La mort a entre-temps changé de sens. Le chrétien vit dans la promesse de l’au-delà, il attend la Résurrection. C’est dire que la mort, qui était une préoccupation forte des Romains, prend une nouvelle signification. Le corps exige des soins particuliers – que lui apporte le vivant qui prie pour les morts, qui exige le respect du corps. Ici encore, le chrétien s’inscrit dans la tradition antique. Le plus aisé cherche à reposer dans des cuves de marbre, venant de Proconèse, d’Italie ou des Pyrénées, dont les flancs et le couvercle sont ornés de scènes qui sont en lien étroit avec la mort chrétienne. La production gigantesque, quasi industrielle, a eu un rôle important dans la diffusion de l’iconographie nouvelle – les sarcophages sont placés au-dessus du sol –, dans l’évolution du style. Mieux que d’autres réalisations, ils témoignent d’un goût nouveau : la ronde-bosse, le haut-relief, qui avaient tenu une telle place dans la civilisation antique, font place aux bas-reliefs. Il ne s’agit plus de dégager les formes mais de les suggérer en épargnant le matériau. La lumière glisse sur ces surfaces à peine interrompues par le décor. Ici encore, il faut voir non pas un abandon de la maîtrise technique, mais une appréciation nouvelle du rapport entre le fond de la dalle et la figuration. C’est elle qui donne sens et signification, l’intensité qu’elle exprime suffit aux chrétiens. Les sarcophages récupérés à l’époque carolingienne pour la sépulture des grands personnages ont été “redécouverts” au XIe siècle, par les artistes d’abord, par les commanditaires ensuite, et ont eu un rôle de déclencheur dans la renaissance sculptée contemporaine.

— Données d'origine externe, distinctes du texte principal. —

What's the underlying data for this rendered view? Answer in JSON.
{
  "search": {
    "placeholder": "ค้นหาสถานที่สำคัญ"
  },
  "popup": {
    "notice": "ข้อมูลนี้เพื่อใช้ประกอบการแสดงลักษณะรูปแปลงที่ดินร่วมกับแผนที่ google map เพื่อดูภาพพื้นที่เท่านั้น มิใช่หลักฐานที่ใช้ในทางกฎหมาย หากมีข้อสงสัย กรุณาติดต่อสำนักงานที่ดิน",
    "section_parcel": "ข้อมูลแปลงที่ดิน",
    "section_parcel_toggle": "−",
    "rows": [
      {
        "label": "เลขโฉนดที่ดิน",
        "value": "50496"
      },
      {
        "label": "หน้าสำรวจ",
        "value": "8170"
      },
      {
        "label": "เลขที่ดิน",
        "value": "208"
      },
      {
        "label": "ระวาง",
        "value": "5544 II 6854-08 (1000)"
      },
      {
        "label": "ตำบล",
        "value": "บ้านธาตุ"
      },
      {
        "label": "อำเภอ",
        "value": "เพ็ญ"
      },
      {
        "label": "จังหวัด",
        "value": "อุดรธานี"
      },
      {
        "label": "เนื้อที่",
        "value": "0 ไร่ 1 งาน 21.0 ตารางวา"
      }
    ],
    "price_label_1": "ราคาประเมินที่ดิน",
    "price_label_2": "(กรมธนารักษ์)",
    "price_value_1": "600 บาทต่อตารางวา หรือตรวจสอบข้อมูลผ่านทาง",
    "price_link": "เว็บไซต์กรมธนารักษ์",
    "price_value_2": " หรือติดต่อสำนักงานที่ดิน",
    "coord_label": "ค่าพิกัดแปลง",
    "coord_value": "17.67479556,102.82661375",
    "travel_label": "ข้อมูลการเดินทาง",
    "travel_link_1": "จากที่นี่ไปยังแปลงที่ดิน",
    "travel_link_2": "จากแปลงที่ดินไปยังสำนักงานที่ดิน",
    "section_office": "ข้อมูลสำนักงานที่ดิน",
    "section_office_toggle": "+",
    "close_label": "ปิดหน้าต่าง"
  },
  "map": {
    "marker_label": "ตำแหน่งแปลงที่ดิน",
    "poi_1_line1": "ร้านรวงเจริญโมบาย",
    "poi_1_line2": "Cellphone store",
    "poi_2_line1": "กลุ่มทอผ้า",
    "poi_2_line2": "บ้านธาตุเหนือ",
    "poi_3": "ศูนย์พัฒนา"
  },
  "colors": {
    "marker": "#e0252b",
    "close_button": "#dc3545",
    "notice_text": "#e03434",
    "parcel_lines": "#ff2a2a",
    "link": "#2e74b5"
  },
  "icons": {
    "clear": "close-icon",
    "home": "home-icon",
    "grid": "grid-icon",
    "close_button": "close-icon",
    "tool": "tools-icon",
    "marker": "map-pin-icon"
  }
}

Cette première période de l’Antiquité tardive-haut Moyen Âge a été celle de la koinè, d’un monde bouleversé par la religion nouvelle qui donnait foi et espoir. La seconde, qui s’étend du VIe au VIIIe siècle, est celle de l’éclatement, avec l’apparition des royaumes barbares. Cette dislocation est néanmoins tempérée par l’unité que maintient l’église. Rome, qui n’est plus la capitale politique de l’Empire depuis 476, devient la capitale religieuse. Son passé antique prestigieux, la primauté du siège chrétien, le rôle des papes qui poursuivent la politique de création impériale, la présence des tombes de deux grands apôtres assurent la permanence et l’unité spirituelle. En fait, les Barbares sont déjà fortement romanisés et cherchent à s’intégrer à la civilisation qu’ils découvrent, qui est celle de l’Antiquité tardive avec laquelle le rapprochement est le plus aisé. La difficulté demeure la religion, non que le paganisme soit encore de mise, mais la plupart des peuples sont ariens. La force de Clovis et de ses successeurs est de s’être convertis au catholicisme, trouvant aussitôt un appui très fort dans l’église et une connivence avec la société romaine. Grégoire de Tours, en l’évoquant, n’a pas hésité à l’appeler le nouveau Constantin. Ainsi se définit une Europe occidentale qui établit une nouvelle synthèse à partir des traditions des différents peuples barbares et de l’héritage romain. Leur sédentarisation a eu comme effet immédiat l’apparition de capitales au sens romain du terme, et, dans le domaine qui nous intéresse, une activité artistique alimentée par la cour, et plus particulièrement par le souverain. Ainsi se font jour des civilisations différentes, qui trouvent une nouvelle unité grâce à l’acceptation de l’héritage : Lombards, Wisigoths, Francs, mais aussi les royaumes des Îles britanniques, les Pays scandinaves et les Slaves. L’activité artistique s’inscrit dans la tradition des IVe-Ve siècles, les besoins dans le domaine religieux n’étant pas encore satisfaits. Certaines de ces civilisations sont particulièrement brillantes : la Gaule d’abord, avec les Francs qui ont su constituer un royaume fort et puissant, la Péninsule ibérique des Wisigoths, où la fusion des peuples s’est opérée. Dès le VIIe siècle, l’une et l’autre ont trouvé des solutions nouvelles qui montrent un éloignement des modèles du IVe siècle.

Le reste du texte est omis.